¿Qué expectativas tienen en la agencia para el 2026? ¿Dónde estará su mayor foco?
Nuestro mayor foco para 2026 está en elevar nuestra capacidad estratégica y creativa a través de Synapse, un engine desarrollado por nuestro holding Lo.Bueno, que integra procesamiento de data con inteligencia artificial para identificar insights profundos sobre el comportamiento del consumidor. Esto no solo nos permite anticiparnos con mayor precisión a las oportunidades de mercado, sino también reforzar la cultura creativa de nuestros equipos, liberando tiempo de tareas operativas para dedicarnos a pensar mejor.
Además, continuaremos fortaleciendo nuestras oficinas en Chile, Colombia, España, México, Perú, enfocándonos en consolidar un modelo de agencia independiente, pero con capacidades globales, que entrega resultados reales. Resultados que no solo se miden en creatividad, sino también en ventas, reputación, negocio y cultura para nuestros clientes.
¿Qué impacto cree que tendrán las megafusiones en la industria este año y qué oportunidades supone para las agencias indie?
Las megafusiones representan una gran oportunidad para nosotros. Somos una agencia independiente con todos los capabilities de una red tradicional, pero con una diferencia clave: tomamos nuestras propias decisiones y apostamos por lo que creemos. Nuestra principal apuesta siempre será la gente que está detrás de las grandes ideas, a diferencia de muchas fusiones cuyo foco termina siendo el Excel.
Estas fusiones nos obligan a redoblar nuestro diferencial: creatividad desafiante, velocidad, agilidad y compromiso real con cada marca. Mientras otros reorganizan estructuras, nosotros trabajamos más cerca de nuestros clientes, con procesos más ligeros, decisiones más rápidas y una cultura que entiende el negocio y al consumidor con la misma intensidad.
¿Cómo evalúas el contexto político, económico y social de Colombia y cómo influirá en la industria publicitaria?
Colombia es un país que siempre ha tenido la berraquera (como dicen acá) para sacar fuerza en los contextos más complejos. Y lo importante es que ese contexto siempre viene acompañado del talento colombiano, e incluso del talento latino que ha llegado al país buscando retos creativos. Esa mezcla única hace que la capacidad de enfrentarse a cualquier situación que genere un año electoral esté respaldada por la fuerza más importante de este negocio: las ideas.

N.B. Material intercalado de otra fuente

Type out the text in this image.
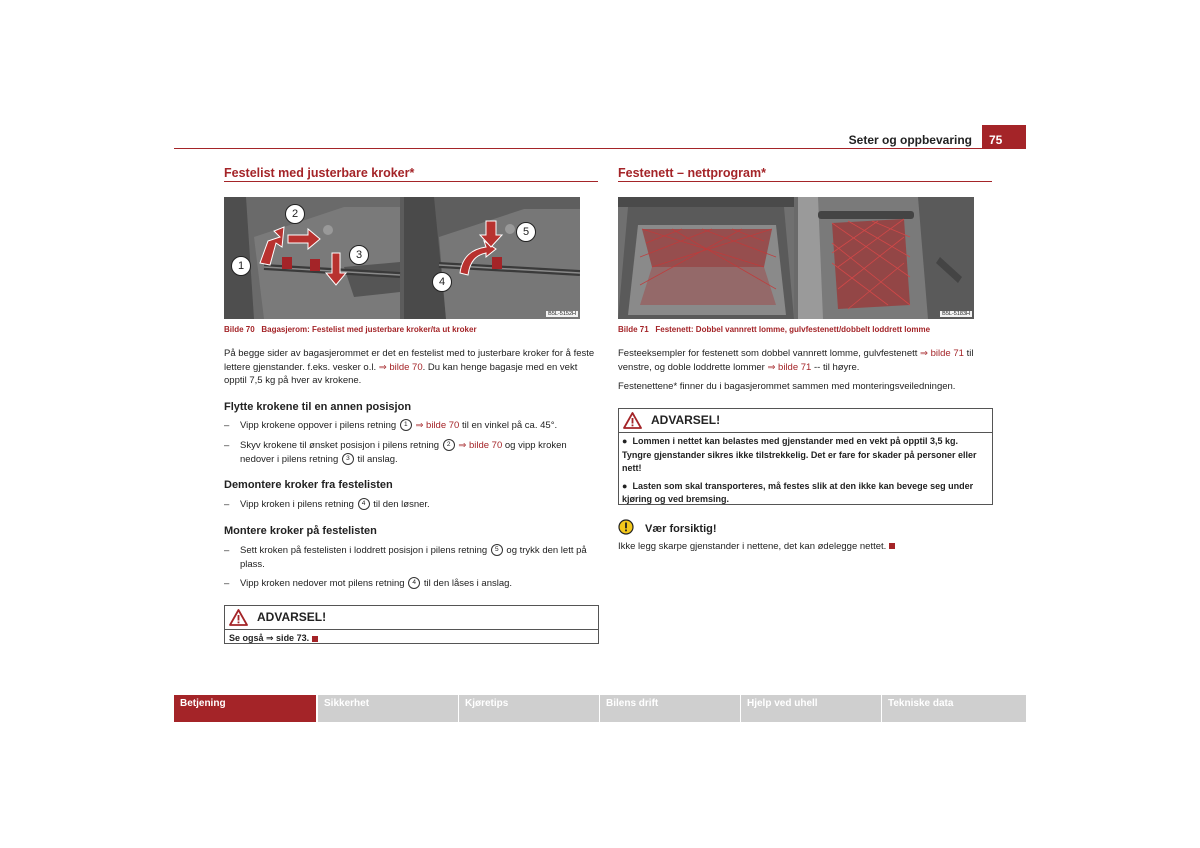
Seter og oppbevaring	75
Festelist med justerbare kroker*
1
2
3
4
5
B5L-5152H
Bilde 70 Bagasjerom: Festelist med justerbare kroker/ta ut kroker
På begge sider av bagasjerommet er det en festelist med to justerbare kroker for å feste lettere gjenstander. f.eks. vesker o.l. ⇒ bilde 70. Du kan henge bagasje med en vekt opptil 7,5 kg på hver av krokene.
Flytte krokene til en annen posisjon
–	Vipp krokene oppover i pilens retning 1 ⇒ bilde 70 til en vinkel på ca. 45°.
–	Skyv krokene til ønsket posisjon i pilens retning 2 ⇒ bilde 70 og vipp kroken
nedover i pilens retning 3 til anslag.
Demontere kroker fra festelisten
–	Vipp kroken i pilens retning 4 til den løsner.
Montere kroker på festelisten
–	Sett kroken på festelisten i loddrett posisjon i pilens retning 5 og trykk den lett på
plass.
–	Vipp kroken nedover mot pilens retning 4 til den låses i anslag.
ADVARSEL!
Se også ⇒ side 73.
Festenett – nettprogram*
B5L-5183H
Bilde 71 Festenett: Dobbel vannrett lomme, gulvfestenett/dobbelt loddrett lomme
Festeeksempler for festenett som dobbel vannrett lomme, gulvfestenett ⇒ bilde 71 til
venstre, og doble loddrette lommer ⇒ bilde 71 -- til høyre.
Festenettene* finner du i bagasjerommet sammen med monteringsveiledningen.
ADVARSEL!
● Lommen i nettet kan belastes med gjenstander med en vekt på opptil 3,5 kg. Tyngre gjenstander sikres ikke tilstrekkelig. Det er fare for skader på personer eller nett!
● Lasten som skal transporteres, må festes slik at den ikke kan bevege seg under kjøring og ved bremsing.
Vær forsiktig!
Ikke legg skarpe gjenstander i nettene, det kan ødelegge nettet.
Betjening	Sikkerhet	Kjøretips	Bilens drift	Hjelp ved uhell	Tekniske data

Además, si bien Colombia sigue siendo una de nuestras operaciones más relevantes, el 2026 representa también una gran apuesta por el crecimiento de nuestras oficinas en Chile, España, México, y Perú. Son mercados que mostraron un crecimiento muy acelerado en 2025 y donde queremos seguir capitalizando ese impulso con una visión regional y global al mismo tiempo.
Desde nuestro lugar, más allá de las tensiones políticas o económicas, creemos que este será un año de ideas valientes. Cuando el entorno se crispa, las marcas que entienden su papel cultural se convierten en referentes de valor. Por eso, lejos de apagar el pensamiento creativo, este tipo de contextos lo exigen aún más. Y las agencias que sepan leer el momento y responder con sensibilidad, estrategia y originalidad van a marcar la diferencia.

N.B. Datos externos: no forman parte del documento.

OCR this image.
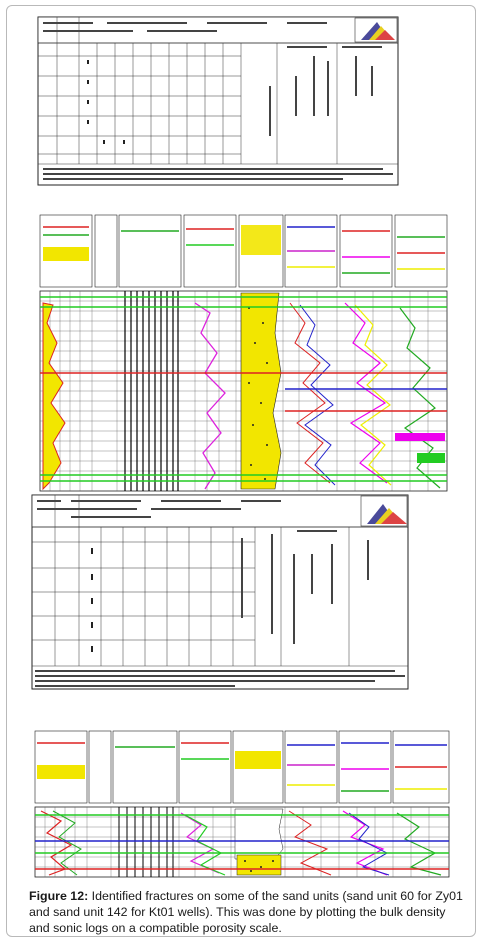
Figure 12: Identified fractures on some of the sand units (sand unit 60 for Zy01 and sand unit 142 for Kt01 wells). This was done by plotting the bulk density and sonic logs on a compatible porosity scale.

La aceleración de la IA ya es indiscutible. En este marco, la autenticidad humana aparece como un súperpoder o factor diferencial clave. ¿Cómo prevé que seguirá evolucionando la colaboración entre IA y factor humano?

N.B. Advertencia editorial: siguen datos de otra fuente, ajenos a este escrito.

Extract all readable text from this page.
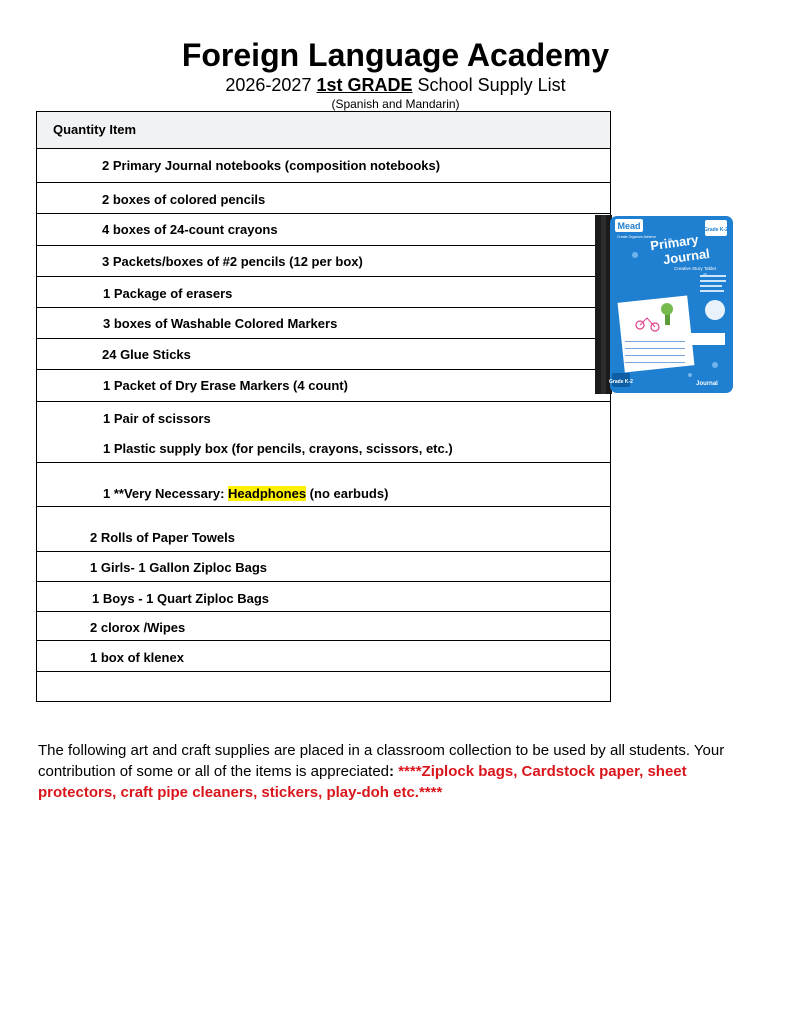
Foreign Language Academy
2026-2027 1st GRADE School Supply List
(Spanish and Mandarin)
Quantity Item
2 Primary Journal notebooks (composition notebooks)
2 boxes of colored pencils
4 boxes of 24-count crayons
3 Packets/boxes of #2 pencils (12 per box)
1 Package of erasers
3 boxes of Washable Colored Markers
24 Glue Sticks
1 Packet of Dry Erase Markers (4 count)
1 Pair of scissors
1 Plastic supply box (for pencils, crayons, scissors, etc.)
1 **Very Necessary: Headphones (no earbuds)
2 Rolls of Paper Towels
1 Girls- 1 Gallon Ziploc Bags
1 Boys - 1 Quart Ziploc Bags
2 clorox /Wipes
1 box of klenex
Mead
Create Organize Achieve
Grade K-2
Primary
Journal
Creative Story Tablet
Grade K-2	Journal
The following art and craft supplies are placed in a classroom collection to be used by all students. Your contribution of some or all of the items is appreciated: ****Ziplock bags, Cardstock paper, sheet protectors, craft pipe cleaners, stickers, play-doh etc.****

Hace tres años fuimos una de las agencias pioneras en desarrollar un track de carrera para profesionales especializados en el uso de herramientas con inteligencia artificial. Estos perfiles están en constante actualización, experimentación de nuevas tecnologías y tienen la responsabilidad de ser agentes de capacitación interna continua. Gracias a esto, hemos logrado optimizar tareas rutinarias como adaptaciones, reportes, revisiones o gestión de proyectos, reduciendo sus tiempos de ejecución hasta en un 50%. Eso se traduce en más calidad de vida para los equipos y más tiempo para enfocarnos en discusiones estratégicas y creativas.
Creemos que el componente distintivo que la cultura latina puede aportar a la IA es nuestra astucia natural para trabajar de forma más inteligente, logrando más con menos. La tecnología es una aliada, pero lo verdaderamente diferencial será siempre la capacidad humana para combinar intuición, sensibilidad cultural y pensamiento creativo. En ese equilibrio está el futuro de nuestra industria.